Baabarr Hindi Movie
It's a brutal world out there. Welcome to the killing fields of Lucknow. The paths and alleys are bathed in blood. The roads are strewn with corpses. It's almost as if the city has no respite from violence.
"Baabarr" is arguably one of the most violent films ever made in Hindi. It inhabits a world where the characters live in crusty brick lanes, homes that have seen more slaying and slaughtering than the butcher shops where some of director Trikha's characters work.
Full marks to the director, art director Jayant Deshmukh and cinematographer Suhass Gujarathi for giving the work a gritty, edgy lived-in feeling. From the first frame onwards, Trikha goes for the corkscrew effect. The tension is unpretentiously relentless and real.
Once we enter this doomed world, there's no way out. Writer Ikram Akhtar gets substantial help from action director Abbas Ali Moghul in giving the characters their sense of adrift despair.

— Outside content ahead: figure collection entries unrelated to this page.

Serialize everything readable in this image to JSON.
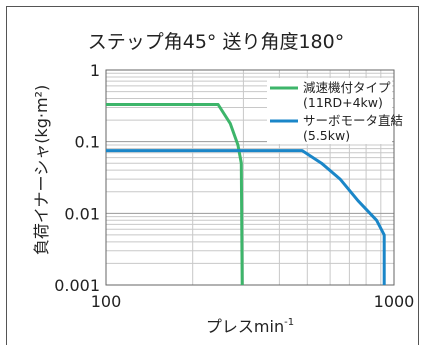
{
  "chart_data": {
    "type": "line",
    "title": "ステップ角45° 送り角度180°",
    "xlabel": "プレスmin",
    "xlabel_sup": "-1",
    "ylabel": "負荷イナーシャ(kg·m²)",
    "xscale": "log",
    "yscale": "log",
    "xlim": [
      100,
      1000
    ],
    "ylim": [
      0.001,
      1
    ],
    "x_ticks": [
      "100",
      "1000"
    ],
    "y_ticks": [
      "1",
      "0.1",
      "0.01",
      "0.001"
    ],
    "grid": true,
    "legend_position": "top-right",
    "series": [
      {
        "name": "減速機付タイプ",
        "name_line2": "(11RD+4kw)",
        "color": "#3db56a",
        "points": [
          [
            100,
            0.33
          ],
          [
            245,
            0.33
          ],
          [
            270,
            0.18
          ],
          [
            287,
            0.09
          ],
          [
            295,
            0.05
          ],
          [
            297,
            0.001
          ]
        ]
      },
      {
        "name": "サーボモータ直結",
        "name_line2": "(5.5kw)",
        "color": "#1a86c8",
        "points": [
          [
            100,
            0.075
          ],
          [
            480,
            0.075
          ],
          [
            560,
            0.05
          ],
          [
            650,
            0.03
          ],
          [
            750,
            0.015
          ],
          [
            870,
            0.008
          ],
          [
            925,
            0.005
          ],
          [
            925,
            0.001
          ]
        ]
      }
    ]
  }
}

The characters never sit back to watch their own damned lives. They are either running from or chasing their adversaries. The world of the normal is given the slip, as we slip and slide into kingdom of the doomed and the damned.

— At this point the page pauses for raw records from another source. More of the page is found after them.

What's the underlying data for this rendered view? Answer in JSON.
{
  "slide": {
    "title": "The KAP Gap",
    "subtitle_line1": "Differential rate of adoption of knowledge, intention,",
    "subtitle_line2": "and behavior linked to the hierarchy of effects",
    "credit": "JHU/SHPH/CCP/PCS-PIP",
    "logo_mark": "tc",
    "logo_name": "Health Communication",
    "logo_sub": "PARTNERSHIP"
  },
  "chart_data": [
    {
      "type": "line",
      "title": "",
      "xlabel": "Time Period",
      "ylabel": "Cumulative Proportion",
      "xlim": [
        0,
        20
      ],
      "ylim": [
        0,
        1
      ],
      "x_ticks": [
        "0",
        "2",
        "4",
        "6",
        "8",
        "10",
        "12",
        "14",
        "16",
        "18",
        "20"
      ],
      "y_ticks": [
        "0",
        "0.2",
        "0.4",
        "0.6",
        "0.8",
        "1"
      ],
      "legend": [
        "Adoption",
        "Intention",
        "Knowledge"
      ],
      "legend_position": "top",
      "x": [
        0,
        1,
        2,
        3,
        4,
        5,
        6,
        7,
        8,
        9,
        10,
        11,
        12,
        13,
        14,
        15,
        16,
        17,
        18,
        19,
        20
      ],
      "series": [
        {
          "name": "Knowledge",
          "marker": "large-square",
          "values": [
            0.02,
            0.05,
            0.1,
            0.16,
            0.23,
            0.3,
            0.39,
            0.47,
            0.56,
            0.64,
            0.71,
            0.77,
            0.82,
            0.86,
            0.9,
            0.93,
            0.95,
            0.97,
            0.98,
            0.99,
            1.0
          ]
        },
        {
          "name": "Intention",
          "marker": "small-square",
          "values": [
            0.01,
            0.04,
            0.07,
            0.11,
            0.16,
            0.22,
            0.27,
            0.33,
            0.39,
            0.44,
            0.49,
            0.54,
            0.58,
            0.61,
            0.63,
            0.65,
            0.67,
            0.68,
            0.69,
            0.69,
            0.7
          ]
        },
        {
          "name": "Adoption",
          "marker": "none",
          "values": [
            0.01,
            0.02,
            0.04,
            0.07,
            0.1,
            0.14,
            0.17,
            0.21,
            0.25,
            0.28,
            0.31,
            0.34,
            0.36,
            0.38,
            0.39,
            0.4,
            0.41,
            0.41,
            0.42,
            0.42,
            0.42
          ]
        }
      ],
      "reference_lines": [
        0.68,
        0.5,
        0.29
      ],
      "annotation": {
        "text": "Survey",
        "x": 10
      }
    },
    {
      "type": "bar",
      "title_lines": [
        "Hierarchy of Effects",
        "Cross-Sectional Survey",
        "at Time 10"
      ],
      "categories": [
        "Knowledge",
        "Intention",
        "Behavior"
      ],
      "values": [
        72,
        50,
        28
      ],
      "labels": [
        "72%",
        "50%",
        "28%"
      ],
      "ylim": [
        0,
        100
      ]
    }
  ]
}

The protagonist Baabarr's life is chronicled in no particular scheme except the one that occurs naturally to the character's destiny. There's a ruthlessly rigorous rhythm to the narration, somewhat like a Ram Gopal Varma film.
In fact there's a reference to Varma's "Satya" towards the end when the hero dismisses it as "just a film" when in fact his own life replicates the story of gangsterism in "Satya" with far more brutal candour.
But the greatest virtue of "Baabarr" is also its undoing. The world that Trika creates is too devoid of the soft moments and too violent and barbaric to be accepted as entertainment.
The performances match the mood of heightened anxiety. Om Puri as a cheesy, side-changing cop and Sushant Singh as the protagonist's arch-enemy blend with the fiercely bloody fabric of storytelling.
Tinu Anand has one outstanding sequence where he tries to stop the protagonist from killing him through emotional blackmail.
Newcomer Sohum Shah gets bravely into the sanguinary act. However the soundtrack is ear-splitting. Does violence have to be so noisy?